Anyway, first they came for the communists…
Anyone who thinks “Christianity” is still a religion of peace and love really needs to watch the last two Republican debates. These people almost ALL claim to be devout Christians.
Sorry. My Muslim friends are legitimately peaceful, loving people. They would give you their last dollar, the shirt off their back if you needed it. These American “Christians” are fucking evil.
I think we’re profiling the wrong crowd, honestly.
These remind me of the classic Gandhi quote, that the only people in the world who don’t know that Jesus Christ was a pacifist are Christians.
When it comes to the subject of religion and violence, I think I have to agree with Sam Harris.
The spirit of J. Edgar Hoover still stalks the halls of the Hoover Building. An agency that was established for the progressive goal of fighting interstate enslavement of white women (yes, that is one of the origins of the good government and feminist wings of the Progressive movement) got morphed into a fundamentally anti-minority agency by the Palmer Raids and the ambitions of one J. Edgar Hoover.

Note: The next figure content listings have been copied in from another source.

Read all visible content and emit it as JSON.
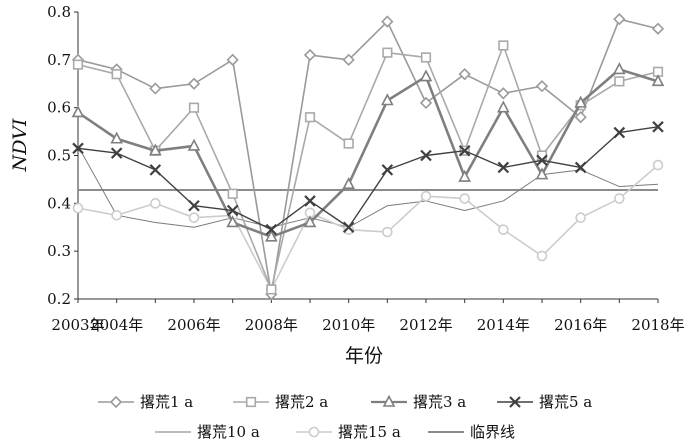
{
  "chart_data": {
    "type": "line",
    "xlabel": "年份",
    "ylabel": "NDVI",
    "ylim": [
      0.2,
      0.8
    ],
    "yticks": [
      "0.2",
      "0.3",
      "0.4",
      "0.5",
      "0.6",
      "0.7",
      "0.8"
    ],
    "x": [
      2003,
      2004,
      2005,
      2006,
      2007,
      2008,
      2009,
      2010,
      2011,
      2012,
      2013,
      2014,
      2015,
      2016,
      2017,
      2018
    ],
    "xtick_labels": [
      "2003年",
      "2004年",
      "2006年",
      "2008年",
      "2010年",
      "2012年",
      "2014年",
      "2016年",
      "2018年"
    ],
    "xtick_years": [
      2003,
      2004,
      2006,
      2008,
      2010,
      2012,
      2014,
      2016,
      2018
    ],
    "legend_position": "bottom",
    "series": [
      {
        "name": "撂荒1 a",
        "color": "#9a9a9a",
        "marker": "diamond",
        "width": 1.6,
        "values": [
          0.7,
          0.68,
          0.64,
          0.65,
          0.7,
          0.21,
          0.71,
          0.7,
          0.78,
          0.61,
          0.67,
          0.63,
          0.645,
          0.58,
          0.785,
          0.765
        ]
      },
      {
        "name": "撂荒2 a",
        "color": "#a9a9a9",
        "marker": "square",
        "width": 1.6,
        "values": [
          0.69,
          0.67,
          0.51,
          0.6,
          0.42,
          0.22,
          0.58,
          0.525,
          0.715,
          0.705,
          0.51,
          0.73,
          0.5,
          0.605,
          0.655,
          0.675
        ]
      },
      {
        "name": "撂荒3 a",
        "color": "#7f7f7f",
        "marker": "triangle",
        "width": 2.6,
        "values": [
          0.59,
          0.535,
          0.51,
          0.52,
          0.36,
          0.33,
          0.36,
          0.44,
          0.615,
          0.665,
          0.455,
          0.6,
          0.46,
          0.61,
          0.68,
          0.655
        ]
      },
      {
        "name": "撂荒5 a",
        "color": "#404040",
        "marker": "x",
        "width": 1.4,
        "values": [
          0.515,
          0.505,
          0.47,
          0.395,
          0.385,
          0.345,
          0.405,
          0.35,
          0.47,
          0.5,
          0.51,
          0.475,
          0.49,
          0.475,
          0.548,
          0.56
        ]
      },
      {
        "name": "撂荒10 a",
        "color": "#7a7a7a",
        "marker": "none",
        "width": 1.0,
        "values": [
          0.52,
          0.375,
          0.36,
          0.35,
          0.37,
          0.35,
          0.37,
          0.35,
          0.395,
          0.405,
          0.385,
          0.405,
          0.46,
          0.47,
          0.435,
          0.44
        ]
      },
      {
        "name": "撂荒15 a",
        "color": "#cccccc",
        "marker": "circle",
        "width": 1.6,
        "values": [
          0.39,
          0.375,
          0.4,
          0.37,
          0.375,
          0.22,
          0.38,
          0.345,
          0.34,
          0.415,
          0.41,
          0.345,
          0.29,
          0.37,
          0.41,
          0.48
        ]
      },
      {
        "name": "临界线",
        "color": "#8c8c8c",
        "marker": "none",
        "width": 2.0,
        "values": [
          0.428,
          0.428,
          0.428,
          0.428,
          0.428,
          0.428,
          0.428,
          0.428,
          0.428,
          0.428,
          0.428,
          0.428,
          0.428,
          0.428,
          0.428,
          0.428
        ]
      }
    ]
  }
}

In the 1920s, they couldn’t investigate the KKK but they could try to break the labor movement. Hoover was part of the folks fomenting the McCarthyist Red Scare that afflicted the immediate post-war period.

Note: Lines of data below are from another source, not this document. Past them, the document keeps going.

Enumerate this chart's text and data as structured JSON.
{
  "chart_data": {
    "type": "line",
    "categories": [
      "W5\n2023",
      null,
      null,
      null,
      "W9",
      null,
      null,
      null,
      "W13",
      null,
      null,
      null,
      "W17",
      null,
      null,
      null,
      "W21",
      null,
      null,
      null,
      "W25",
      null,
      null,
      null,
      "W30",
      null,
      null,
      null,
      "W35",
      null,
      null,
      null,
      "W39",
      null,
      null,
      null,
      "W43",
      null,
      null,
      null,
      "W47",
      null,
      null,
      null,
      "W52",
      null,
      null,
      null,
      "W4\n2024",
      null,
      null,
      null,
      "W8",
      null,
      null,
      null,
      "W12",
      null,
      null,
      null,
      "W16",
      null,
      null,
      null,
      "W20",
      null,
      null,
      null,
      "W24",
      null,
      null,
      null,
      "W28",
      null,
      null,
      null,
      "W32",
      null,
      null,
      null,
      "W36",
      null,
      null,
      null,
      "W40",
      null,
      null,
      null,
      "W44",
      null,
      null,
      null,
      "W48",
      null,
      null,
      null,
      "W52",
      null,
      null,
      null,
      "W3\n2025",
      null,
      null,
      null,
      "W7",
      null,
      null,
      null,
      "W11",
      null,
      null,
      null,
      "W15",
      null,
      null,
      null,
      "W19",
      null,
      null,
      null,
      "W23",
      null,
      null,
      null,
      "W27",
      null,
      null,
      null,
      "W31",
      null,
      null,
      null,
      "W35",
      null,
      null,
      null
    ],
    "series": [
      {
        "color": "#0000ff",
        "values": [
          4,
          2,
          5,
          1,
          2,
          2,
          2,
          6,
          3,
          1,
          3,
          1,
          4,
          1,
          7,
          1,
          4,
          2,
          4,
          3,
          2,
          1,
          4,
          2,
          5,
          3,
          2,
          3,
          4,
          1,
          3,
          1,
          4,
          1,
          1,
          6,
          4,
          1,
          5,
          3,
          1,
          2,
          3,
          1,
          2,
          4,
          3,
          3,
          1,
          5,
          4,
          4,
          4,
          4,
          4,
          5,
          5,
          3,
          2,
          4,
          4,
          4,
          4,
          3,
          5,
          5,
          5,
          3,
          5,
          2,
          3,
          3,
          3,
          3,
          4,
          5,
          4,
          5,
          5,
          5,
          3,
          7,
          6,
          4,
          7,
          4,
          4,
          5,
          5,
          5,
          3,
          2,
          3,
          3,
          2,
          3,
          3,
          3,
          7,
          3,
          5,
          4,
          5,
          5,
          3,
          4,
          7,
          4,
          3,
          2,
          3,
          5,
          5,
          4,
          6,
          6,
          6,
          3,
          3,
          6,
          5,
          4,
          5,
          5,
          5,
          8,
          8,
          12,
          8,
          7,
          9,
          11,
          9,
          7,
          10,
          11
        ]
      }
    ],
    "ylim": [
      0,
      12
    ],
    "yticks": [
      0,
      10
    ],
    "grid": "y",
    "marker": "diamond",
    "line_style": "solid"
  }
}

In the 1960s, Hoover tried to suppress the civil rights movement and only moved on the killers of civil rights workers when Robert Kennedy and Lyndon Johnson forced him too.
It is an institutional culture that is more interested at the senior levels in fighting the identified political threats to the elites than in dealing with political crimes. The peace movement is constantly monitored. Quakers are constantly monitored. Right-wing terrorists not so much. Which is why the FBI got caught with its pants down at Waco and Ruby Ridge. And inflamed the gun nuts.
Thanks guys. Another bow to the right wing. Your institutional history is consistent.
That said. The lowest level field agents are mostly professional in the way they approach things. The next level up, as was shown the the case of the potential capture of Moussaui and possible disruption of 9/11, are not.
I don’t know whether the agency can be reformed from within or requires its dismantlement and the organization of a less politicized agency. But if nothing changes, stuff like this will continue to happen. And also the use of the FBI for settling political scores.
Where do you place Ali Soufan then, as the FBI may have been able to stop it if the CIA didn’t get in the way.
But good overall post which gets right down to it.
“The spirit of J. Edgar Hoover still stalks the halls of the Hoover Building.”
I now have a mental image of an etherial wisp floating about the corridors for eternity in black teddy, fishnets and heels.